MICROFILTER, MANUFACTURING METHOD AND MICROFILTRATION UNIT

Abstract

A microfilter, a manufacturing method thereof, and a microfiltration unit for holding the microfilter are provided. The microfilter has: a non-epoxy based microfilm; and a plurality of microholes provided on the surface of the non-epoxy based microfilm and penetrating therethrough via UV laser ablation, wherein the surface of the non-epoxy based microfilm is patterned into predetermined sections for locating isolated targets and quick enumeration.

Claims

1. A microfilter, comprising: a non-epoxy based microfilm; and a plurality of microholes provided on the non-epoxy based microfilm and penetrating therethrough via laser ablation, wherein the surface of the non-epoxy based microfilm is patterned into predetermined sections for locating isolated targets and enumeration.
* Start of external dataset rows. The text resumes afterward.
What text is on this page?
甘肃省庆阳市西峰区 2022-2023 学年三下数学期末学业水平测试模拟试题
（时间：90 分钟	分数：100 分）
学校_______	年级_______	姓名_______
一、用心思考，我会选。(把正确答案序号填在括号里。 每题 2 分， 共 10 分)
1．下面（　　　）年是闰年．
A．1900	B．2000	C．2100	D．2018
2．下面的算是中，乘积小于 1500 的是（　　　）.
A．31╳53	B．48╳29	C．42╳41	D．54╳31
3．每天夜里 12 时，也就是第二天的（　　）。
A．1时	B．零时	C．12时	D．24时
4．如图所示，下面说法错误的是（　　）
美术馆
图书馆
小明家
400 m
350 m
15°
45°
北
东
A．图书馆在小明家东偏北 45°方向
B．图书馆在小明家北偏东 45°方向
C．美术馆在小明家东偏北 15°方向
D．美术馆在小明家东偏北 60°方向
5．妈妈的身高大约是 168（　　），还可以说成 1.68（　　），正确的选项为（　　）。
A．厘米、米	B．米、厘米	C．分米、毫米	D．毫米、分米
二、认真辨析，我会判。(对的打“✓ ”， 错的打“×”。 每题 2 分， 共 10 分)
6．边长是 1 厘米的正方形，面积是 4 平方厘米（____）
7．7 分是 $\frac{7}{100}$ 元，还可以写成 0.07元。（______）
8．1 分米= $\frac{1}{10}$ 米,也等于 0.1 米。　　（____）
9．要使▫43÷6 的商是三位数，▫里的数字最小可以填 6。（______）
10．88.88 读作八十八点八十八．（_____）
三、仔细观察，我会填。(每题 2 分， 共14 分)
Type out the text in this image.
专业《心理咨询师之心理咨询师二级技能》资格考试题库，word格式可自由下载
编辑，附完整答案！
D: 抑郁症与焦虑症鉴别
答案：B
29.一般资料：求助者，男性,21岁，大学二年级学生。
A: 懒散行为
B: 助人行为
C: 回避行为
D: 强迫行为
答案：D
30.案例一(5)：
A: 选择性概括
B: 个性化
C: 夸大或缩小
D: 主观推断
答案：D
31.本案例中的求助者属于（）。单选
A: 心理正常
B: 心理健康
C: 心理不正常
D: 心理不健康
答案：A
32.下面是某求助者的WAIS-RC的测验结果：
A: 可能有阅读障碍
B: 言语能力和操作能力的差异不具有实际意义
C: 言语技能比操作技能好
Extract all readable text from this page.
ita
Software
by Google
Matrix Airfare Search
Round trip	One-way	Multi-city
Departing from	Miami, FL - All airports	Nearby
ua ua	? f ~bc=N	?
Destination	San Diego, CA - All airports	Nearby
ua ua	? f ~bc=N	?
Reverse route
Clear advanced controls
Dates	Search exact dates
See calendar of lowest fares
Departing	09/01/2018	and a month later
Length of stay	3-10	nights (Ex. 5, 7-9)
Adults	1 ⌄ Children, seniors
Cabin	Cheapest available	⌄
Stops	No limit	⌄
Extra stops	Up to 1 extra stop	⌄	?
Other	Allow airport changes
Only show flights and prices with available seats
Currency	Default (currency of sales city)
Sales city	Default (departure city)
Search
2. The microfilter of claim 1, wherein the material of the non-epoxy based microfilm is a transparent plastic material.

3. The microfilter of claim 2, wherein the transparent plastic material comprises polyimide, polycarbonate, polyethylene, polyethylene terephthalate, polyethylene naphthalate, polymethyl methacrylate and polystyrene.

4. The microfilter of claim 1, wherein the surface of the non-epoxy based microfilm further comprises a thin film to facilitate filtration function.

5. The microfilter of claim 1, wherein the microholes are circular microholes.

6. The microfilter of claim 5, wherein the mean diameter of each of the microholes is less than or equal to 10 μm.

7. The microfilter of claim 1, wherein the microholes are rectangular microholes or hexagonal microholes.

8. The microfilter of claim 1, wherein the microholes have cylindrical walls feeding through the non-epoxy based microfilm.

9. The microfilter of claim 1, wherein the microholes have tapered walls feeding through the non-epoxy based microfilm.

10. The microfilm of claim 1, wherein the thickness of the non-epoxy based microfilm ranges from 5 to 25 μm.

11. The microfilter of claim 1, wherein the number of the microholes in the non-epoxy based microfilm is more than 50,000.

12. The microfilter of claim 1, wherein the distance between two adjacent microholes is at least 15 μm.

13. The microfilter of claim 1, wherein the number of the patterned predetermined sections on the surface of the non-epoxy based microfilm is 16 sections.

14. A method for fabricating a microfilter, comprising the following steps of: using laser ablation in a non-epoxy based microfilm to form microholes in a predetermined pattern; and patterning the surface of the non-epoxy based microfilm into predetermined sections.

15. The method of claim 14, wherein the material of the non-epoxy based microfilm is a transparent plastic material.

16. A method of claim 14, wherein the laser is a UV laser.

17. The method of claim 14, wherein the non-epoxy based microfilm is exposed and perforated by the UV laser.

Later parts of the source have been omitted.